Just before the recent bout of volatility in the world of digital assets, along with Bitcoin’s (BTC) downward breakout, an unexpected figure grabbed international headlines: Javier Milei emerged victorious in the Argentinean primary election. A candidate of libertarian ideals and a member of the “La Libertad Avanza” party, Milei stands out as a vocal Bitcoin advocate. He perceives Bitcoin as a representation of money’s return to its original creator – the private sector. Additionally, he fervently calls for the abolition of Argentina’s central bank, which he brands as a “scam” and a mechanism used by politicians to deceive citizens through inflationary taxation. This stance is unsurprising in a country notorious for its high inflation rates, currently estimated to exceed about 100% annually. However, Milei’s perspective prompts us to explore broader questions about the global landscape for cryptocurrency holders.
When we encounter the assertion that “Bitcoin is too risky,” particularly as citizens of the U.S. and holders of dollars, it’s important to bear in mind that this viewpoint stems from a position of significant privilege, termed “exorbitant privilege.” The term was coined by French Finance Minister Valéry Giscard d’Estaing in the 1960s, referring to the unique advantages that the U.S. enjoys due to the extensive use of the dollar in global trade, finance, and as a global reserve currency. This global reliance on the dollar grants the U.S. government the ability to print money with minimal repercussions and borrow at lower interest rates compared to other nations, some of which have had tumultuous financial histories, as in the case of Argentina. The dollar’s status as a global reserve currency also simplifies U.S. monetary policy decisions since the Federal Reserve essentially functions as the world’s central bank, influencing other central banks to adopt similar rate strategies to safeguard their exchange rates. This dynamic echoes the blunt words of John Connally, Treasury Secretary under President Richard Nixon: “The dollar is our currency, but it’s your problem.”

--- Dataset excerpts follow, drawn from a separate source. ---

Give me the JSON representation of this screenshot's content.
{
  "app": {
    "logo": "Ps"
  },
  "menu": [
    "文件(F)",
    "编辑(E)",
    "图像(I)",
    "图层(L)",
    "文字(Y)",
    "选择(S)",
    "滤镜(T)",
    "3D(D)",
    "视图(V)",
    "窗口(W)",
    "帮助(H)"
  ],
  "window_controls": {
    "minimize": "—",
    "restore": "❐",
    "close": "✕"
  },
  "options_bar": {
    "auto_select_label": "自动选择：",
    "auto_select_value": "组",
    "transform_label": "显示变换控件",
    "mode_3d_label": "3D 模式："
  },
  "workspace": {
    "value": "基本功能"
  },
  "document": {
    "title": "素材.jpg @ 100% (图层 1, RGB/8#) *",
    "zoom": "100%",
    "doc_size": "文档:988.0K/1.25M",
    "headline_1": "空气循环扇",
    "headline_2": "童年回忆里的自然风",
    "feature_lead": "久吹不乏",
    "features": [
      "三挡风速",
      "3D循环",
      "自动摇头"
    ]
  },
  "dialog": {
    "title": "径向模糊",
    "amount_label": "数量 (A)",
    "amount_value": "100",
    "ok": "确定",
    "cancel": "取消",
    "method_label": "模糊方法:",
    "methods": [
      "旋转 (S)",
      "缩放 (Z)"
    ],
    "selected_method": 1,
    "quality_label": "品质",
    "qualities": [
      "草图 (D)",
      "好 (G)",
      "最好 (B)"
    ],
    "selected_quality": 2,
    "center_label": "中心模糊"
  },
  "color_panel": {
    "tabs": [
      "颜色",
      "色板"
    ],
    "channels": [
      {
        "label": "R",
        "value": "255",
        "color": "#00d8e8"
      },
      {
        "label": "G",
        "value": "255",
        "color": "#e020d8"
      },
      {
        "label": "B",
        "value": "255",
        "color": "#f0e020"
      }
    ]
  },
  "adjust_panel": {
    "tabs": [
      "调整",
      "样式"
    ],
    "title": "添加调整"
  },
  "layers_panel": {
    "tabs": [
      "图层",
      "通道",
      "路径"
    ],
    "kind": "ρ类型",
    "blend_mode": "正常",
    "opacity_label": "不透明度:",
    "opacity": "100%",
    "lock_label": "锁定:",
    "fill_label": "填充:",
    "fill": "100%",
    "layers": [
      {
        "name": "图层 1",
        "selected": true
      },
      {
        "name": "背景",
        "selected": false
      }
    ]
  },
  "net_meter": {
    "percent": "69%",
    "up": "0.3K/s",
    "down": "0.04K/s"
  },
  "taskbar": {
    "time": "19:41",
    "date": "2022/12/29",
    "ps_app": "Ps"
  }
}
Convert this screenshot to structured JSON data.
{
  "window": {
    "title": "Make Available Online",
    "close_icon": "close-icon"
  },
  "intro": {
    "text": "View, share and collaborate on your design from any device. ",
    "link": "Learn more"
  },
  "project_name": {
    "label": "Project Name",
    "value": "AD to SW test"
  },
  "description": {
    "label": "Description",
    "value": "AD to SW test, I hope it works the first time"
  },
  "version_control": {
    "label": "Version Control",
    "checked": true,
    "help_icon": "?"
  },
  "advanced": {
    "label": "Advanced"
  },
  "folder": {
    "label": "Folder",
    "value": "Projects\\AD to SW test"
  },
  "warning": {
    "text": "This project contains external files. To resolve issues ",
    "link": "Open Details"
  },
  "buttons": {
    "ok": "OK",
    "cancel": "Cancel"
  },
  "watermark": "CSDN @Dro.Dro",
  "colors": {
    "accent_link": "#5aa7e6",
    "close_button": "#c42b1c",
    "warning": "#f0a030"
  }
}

So, what has the experience of Bitcoin investment been like for global holders outside the U.S. dollar system? Over the past five years, most Bitcoin holders in non-U.S. regions witnessed more substantial gains in Bitcoin’s value (refer to Figure 1 below). These gains are attributed to the depreciation of their local currencies against the dollar. This phenomenon arises due to the increase in U.S. interest rates, combined with Bitcoin’s 31% return relative to the dollar (depicted as the orange bar for Bitcoin vs. USD return in the chart). Over this five-year span, Bitcoin has shown resilience even against a strengthening dollar.

Average five-year return of bitcoin holders by foreign currency. Source: CoinDesk Indices Research, FactSet.
Several notable exceptions can be observed during this period, particularly in Argentina (providing context to Milei’s electoral triumph) and Turkey (whose leader recently shifted back to conventional economic theories following an experiment with “Erdoyanomics” driven by the stimulative effects of lower interest rates). In these instances, with realized inflation rates of 60% for Argentina and 33% for Turkey over five years, Bitcoin holders within these countries found respite from adverse political and economic circumstances. They achieved this by leveraging the decentralized and digital nature of Bitcoin as a store of value.
In conclusion, the recent surge in global cryptocurrency investment and Bitcoin’s ascent have prompted diverse responses from different corners of the world. Milei’s electoral success highlights the growing influence of cryptocurrency advocates, while the exorbitant privilege of the U.S. dollar underscores the unique advantages it holds. Bitcoin holders outside the U.S. have often seen substantial gains due to their local currencies’ depreciation. Notably, individuals in countries like Argentina and Turkey have turned to Bitcoin as a means to preserve their purchasing power amidst challenging economic landscapes. This decentralized and digital store of value has indeed offered a shelter from the storms of localized financial instability.